Anna owns a small restaurant that’s known for its attentive staff and creative dishes. She invests a great amount of energy and money in attracting new customers, but that takes some effort as competition is stiff in the restaurant scene. 

One weekend, Anna instructed her servers to ask every table if they had dined there before and take notes on the number of repeat customers. She realized that on average her retention rate was pretty low.

After some thought, Anna decided that it might be worthwhile to invest some of her efforts in retaining customers, as great service and food aren’t enough to really differentiate her restaurant from others. 

She knew she had to step up her engagement with customers both online and offline. 

  • First, she developed a “voice” for her brand by personifying how her restaurant would look, talk, and act if it was a person. 
  • She then used this voice to create consistent content across her social platforms. 
  • Since the restaurant introduces new dishes quite frequently, Anna decided to start including customers in the decision making process by polling them to see what ingredients and flavors they wanted to see next. 
  • The presentation of food at the restaurant is important to the brand and is quite “instagramable.” Anna created a contest encouraging diners to post photos of their food along with a designated hashtag on Instagram. The most creative shots received a free meal, and their photos were featured on the restaurant’s Instagram page as well as in the restaurant itself. 

With these efforts, customers started feeling like they were part of the family at the restaurant, and many became committed regulars. The number of new customers also increased courtesy of word-of-mouth marketing.
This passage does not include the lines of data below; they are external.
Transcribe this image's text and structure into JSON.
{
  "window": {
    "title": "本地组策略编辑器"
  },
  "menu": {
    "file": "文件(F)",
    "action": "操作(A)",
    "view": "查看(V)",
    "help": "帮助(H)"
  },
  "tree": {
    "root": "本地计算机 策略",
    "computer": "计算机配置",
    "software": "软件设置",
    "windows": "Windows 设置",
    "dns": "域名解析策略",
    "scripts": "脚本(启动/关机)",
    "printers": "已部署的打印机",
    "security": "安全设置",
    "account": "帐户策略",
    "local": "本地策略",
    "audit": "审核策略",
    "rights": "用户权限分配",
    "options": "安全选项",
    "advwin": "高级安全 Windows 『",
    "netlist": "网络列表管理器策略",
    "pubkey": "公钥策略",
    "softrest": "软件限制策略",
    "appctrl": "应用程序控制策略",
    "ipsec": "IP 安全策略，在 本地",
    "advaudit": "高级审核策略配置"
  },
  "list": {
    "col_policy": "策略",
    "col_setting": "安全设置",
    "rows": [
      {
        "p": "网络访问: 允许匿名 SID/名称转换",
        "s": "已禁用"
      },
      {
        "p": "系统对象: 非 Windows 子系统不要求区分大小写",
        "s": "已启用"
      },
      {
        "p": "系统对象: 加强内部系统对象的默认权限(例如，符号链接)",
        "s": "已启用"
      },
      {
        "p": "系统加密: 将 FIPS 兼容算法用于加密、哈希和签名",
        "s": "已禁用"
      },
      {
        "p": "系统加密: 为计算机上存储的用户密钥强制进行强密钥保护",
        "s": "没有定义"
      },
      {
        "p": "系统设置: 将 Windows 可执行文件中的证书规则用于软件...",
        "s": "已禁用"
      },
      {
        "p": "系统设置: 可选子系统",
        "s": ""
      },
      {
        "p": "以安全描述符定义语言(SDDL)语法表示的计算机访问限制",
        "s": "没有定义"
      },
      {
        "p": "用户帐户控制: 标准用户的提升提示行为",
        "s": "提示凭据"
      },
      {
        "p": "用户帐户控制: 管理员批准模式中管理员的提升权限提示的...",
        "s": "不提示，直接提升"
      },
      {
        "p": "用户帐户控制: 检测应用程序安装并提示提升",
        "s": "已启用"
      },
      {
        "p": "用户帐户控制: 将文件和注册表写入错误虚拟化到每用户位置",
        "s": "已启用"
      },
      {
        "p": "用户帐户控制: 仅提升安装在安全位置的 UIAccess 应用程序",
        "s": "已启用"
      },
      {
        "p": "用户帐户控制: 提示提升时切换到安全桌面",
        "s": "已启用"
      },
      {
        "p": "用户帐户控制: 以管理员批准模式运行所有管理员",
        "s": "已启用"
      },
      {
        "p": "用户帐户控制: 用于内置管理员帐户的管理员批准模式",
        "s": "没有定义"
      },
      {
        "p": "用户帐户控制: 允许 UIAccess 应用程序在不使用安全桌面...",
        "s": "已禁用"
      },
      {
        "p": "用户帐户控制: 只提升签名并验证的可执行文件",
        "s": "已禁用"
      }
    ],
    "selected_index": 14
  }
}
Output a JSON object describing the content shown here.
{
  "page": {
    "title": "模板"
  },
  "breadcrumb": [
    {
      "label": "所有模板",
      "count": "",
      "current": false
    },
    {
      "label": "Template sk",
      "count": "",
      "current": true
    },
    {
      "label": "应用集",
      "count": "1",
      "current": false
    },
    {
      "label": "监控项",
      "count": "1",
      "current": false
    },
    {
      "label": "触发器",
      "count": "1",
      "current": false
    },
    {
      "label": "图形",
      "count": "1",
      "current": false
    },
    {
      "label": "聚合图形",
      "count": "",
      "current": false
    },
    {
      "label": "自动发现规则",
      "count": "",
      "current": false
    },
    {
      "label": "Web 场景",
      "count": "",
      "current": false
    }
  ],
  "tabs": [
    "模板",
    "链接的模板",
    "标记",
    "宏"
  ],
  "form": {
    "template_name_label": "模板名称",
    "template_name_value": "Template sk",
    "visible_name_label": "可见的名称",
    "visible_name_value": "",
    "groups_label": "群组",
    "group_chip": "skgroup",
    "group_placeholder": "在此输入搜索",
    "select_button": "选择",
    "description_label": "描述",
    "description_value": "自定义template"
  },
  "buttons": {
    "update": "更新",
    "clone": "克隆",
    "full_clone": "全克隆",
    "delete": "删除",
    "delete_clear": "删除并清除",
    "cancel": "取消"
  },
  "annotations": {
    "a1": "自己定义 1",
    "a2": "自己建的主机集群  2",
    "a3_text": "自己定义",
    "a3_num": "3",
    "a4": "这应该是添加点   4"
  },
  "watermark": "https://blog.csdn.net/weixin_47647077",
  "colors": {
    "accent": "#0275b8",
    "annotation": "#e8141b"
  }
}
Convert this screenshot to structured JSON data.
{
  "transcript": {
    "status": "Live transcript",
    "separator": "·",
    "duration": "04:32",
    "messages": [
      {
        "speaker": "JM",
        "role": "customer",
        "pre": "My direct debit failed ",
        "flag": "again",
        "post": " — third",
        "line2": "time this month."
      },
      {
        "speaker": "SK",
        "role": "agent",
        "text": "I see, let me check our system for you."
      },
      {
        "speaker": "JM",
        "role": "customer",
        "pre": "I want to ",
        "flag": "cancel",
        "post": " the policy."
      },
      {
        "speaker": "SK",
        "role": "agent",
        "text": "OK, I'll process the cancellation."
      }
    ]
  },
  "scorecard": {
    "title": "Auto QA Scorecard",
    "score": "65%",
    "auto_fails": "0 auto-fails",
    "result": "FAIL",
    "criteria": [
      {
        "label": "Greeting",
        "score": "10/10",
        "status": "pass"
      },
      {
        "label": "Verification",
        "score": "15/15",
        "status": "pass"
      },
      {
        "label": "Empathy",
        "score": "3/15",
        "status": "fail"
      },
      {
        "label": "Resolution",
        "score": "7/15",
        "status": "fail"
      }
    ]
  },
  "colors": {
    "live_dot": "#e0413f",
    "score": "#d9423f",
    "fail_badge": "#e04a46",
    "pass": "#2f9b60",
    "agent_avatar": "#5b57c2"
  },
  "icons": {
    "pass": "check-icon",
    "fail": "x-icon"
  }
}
4 Ways to Boost Engagement

Customer engagement boils down to delivering timely, relevant, and personalized messages to individuals. Personalization is the key element that ensures customers feel like they’re part of the brand.

Find your brand voice.  

Since engagement is all about talking to your customer, you have to be someone they want to talk to! That means developing a personality and voice for your brand to use across all communications, making your business more relatable and memorable. The key is to be consistent - you don’t want to end up with multiple personalities and customers being confused at who they’re talking to from one day to the next.   

scared schitts creek GIF by CBC

Personalize experiences. 

Not all of us (ok, almost none of us) have the budget of Amazon to use fancy technology to customize customer experiences. But that doesn’t mean it’s impossible.
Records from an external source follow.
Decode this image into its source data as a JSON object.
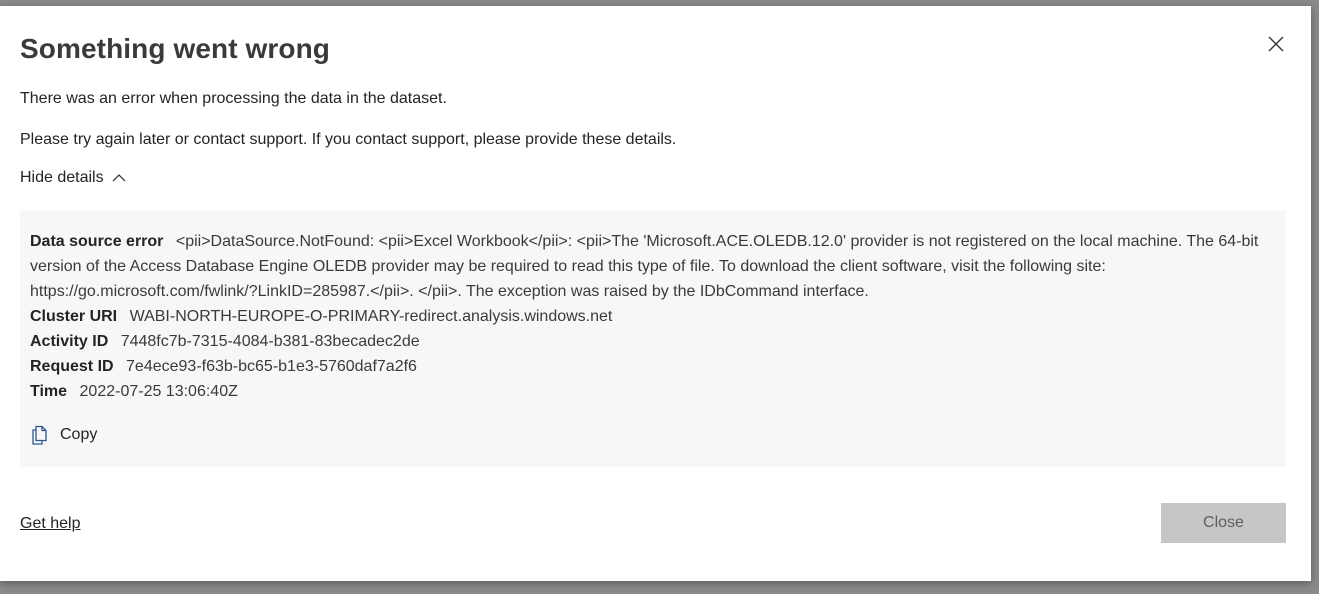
{
  "dialog": {
    "title": "Something went wrong",
    "message1": "There was an error when processing the data in the dataset.",
    "message2": "Please try again later or contact support. If you contact support, please provide these details.",
    "toggle_label": "Hide details"
  },
  "details": {
    "data_source_error_label": "Data source error",
    "data_source_error_value": "<pii>DataSource.NotFound: <pii>Excel Workbook</pii>: <pii>The 'Microsoft.ACE.OLEDB.12.0' provider is not registered on the local machine. The 64-bit version of the Access Database Engine OLEDB provider may be required to read this type of file. To download the client software, visit the following site: https://go.microsoft.com/fwlink/?LinkID=285987.</pii>. </pii>. The exception was raised by the IDbCommand interface.",
    "cluster_uri_label": "Cluster URI",
    "cluster_uri_value": "WABI-NORTH-EUROPE-O-PRIMARY-redirect.analysis.windows.net",
    "activity_id_label": "Activity ID",
    "activity_id_value": "7448fc7b-7315-4084-b381-83becadec2de",
    "request_id_label": "Request ID",
    "request_id_value": "7e4ece93-f63b-bc65-b1e3-5760daf7a2f6",
    "time_label": "Time",
    "time_value": "2022-07-25 13:06:40Z",
    "copy_label": "Copy"
  },
  "footer": {
    "get_help_label": "Get help",
    "close_label": "Close"
  },
  "icons": {
    "close": "close-icon",
    "chevron": "chevron-up-icon",
    "copy": "copy-icon"
  },
  "colors": {
    "details_bg": "#f8f7f6",
    "close_button_bg": "#c8c6c4",
    "text": "#252423"
  }
}
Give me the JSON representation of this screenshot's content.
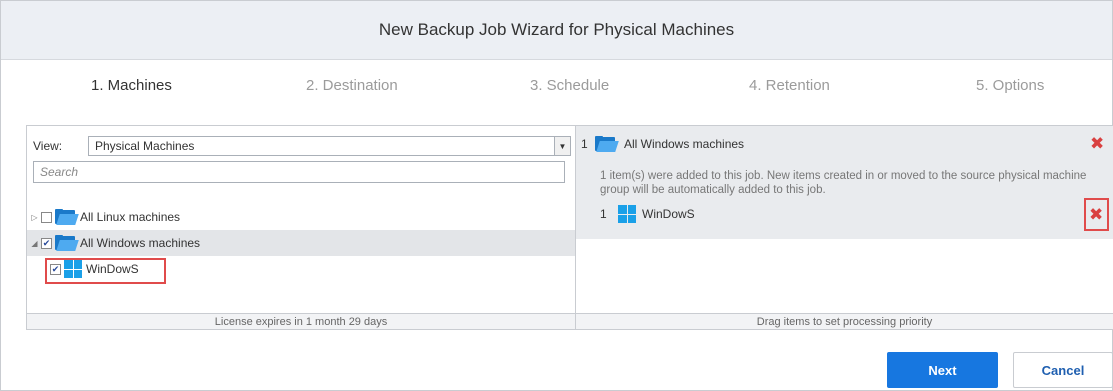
{
  "window": {
    "title": "New Backup Job Wizard for Physical Machines"
  },
  "steps": [
    {
      "label": "1. Machines",
      "active": true
    },
    {
      "label": "2. Destination",
      "active": false
    },
    {
      "label": "3. Schedule",
      "active": false
    },
    {
      "label": "4. Retention",
      "active": false
    },
    {
      "label": "5. Options",
      "active": false
    }
  ],
  "left_panel": {
    "view_label": "View:",
    "view_value": "Physical Machines",
    "search_placeholder": "Search",
    "tree": [
      {
        "label": "All Linux machines",
        "expander": "▷",
        "checked": false,
        "icon": "folder-icon"
      },
      {
        "label": "All Windows machines",
        "expander": "◢",
        "checked": true,
        "icon": "folder-icon",
        "selected": true
      },
      {
        "label": "WinDowS",
        "checked": true,
        "icon": "windows-icon"
      }
    ],
    "footer": "License expires in 1 month 29 days"
  },
  "right_panel": {
    "group_number": "1",
    "group_label": "All Windows machines",
    "description": "1 item(s) were added to this job. New items created in or moved to the source physical machine group will be automatically added to this job.",
    "item_number": "1",
    "item_label": "WinDowS",
    "footer": "Drag items to set processing priority"
  },
  "buttons": {
    "next": "Next",
    "cancel": "Cancel"
  },
  "colors": {
    "accent": "#1777e0",
    "remove": "#d94040",
    "highlight": "#e04b4b"
  }
}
Start each customer’s journey by asking them to fill out a short user profile outlining their preferences. If you have a physical space, have a tablet ready with a short quiz customers can take after purchasing. If you work with clients on projects, sit down with them at the start and have them fill out their profile. 

You will be armed with feedback and information from the very beginning, allowing you to engage customers with content that will resonate with them. 

Make decisions together.

To really form a sense of community and engage members in it, include them in the decision making process. If you’re deciding between adding one product or another, ask your customers to vote on which one they would like to see. If you’re redecorating, poll your customers on color choices. The list of possibilities is endless. 

One of the best ways to quickly and genuinely include customers is to post a poll on your Instagram story. Feedback is gathered within 24hrs, and your followers will feel like they are “in the moment” with you. 

Embrace user-generated content. 

As humans, we crave recognition for our creativity and ideas and want our voices to be heard. Giving your customers an opportunity to do just that is the ultimate form of engagement. 

One of the best ways to apply this strategy is to host social media photo contests. Ask your followers to post photos featuring your product or around some sort of theme. Make sure to include a contest-specific hashtag. Feature the winning photo (or photos) on your channels.

These types of activities pull customers into the framework of the brand. When we feel like we are part of a community that values us and can relate to us, loyalty is a given.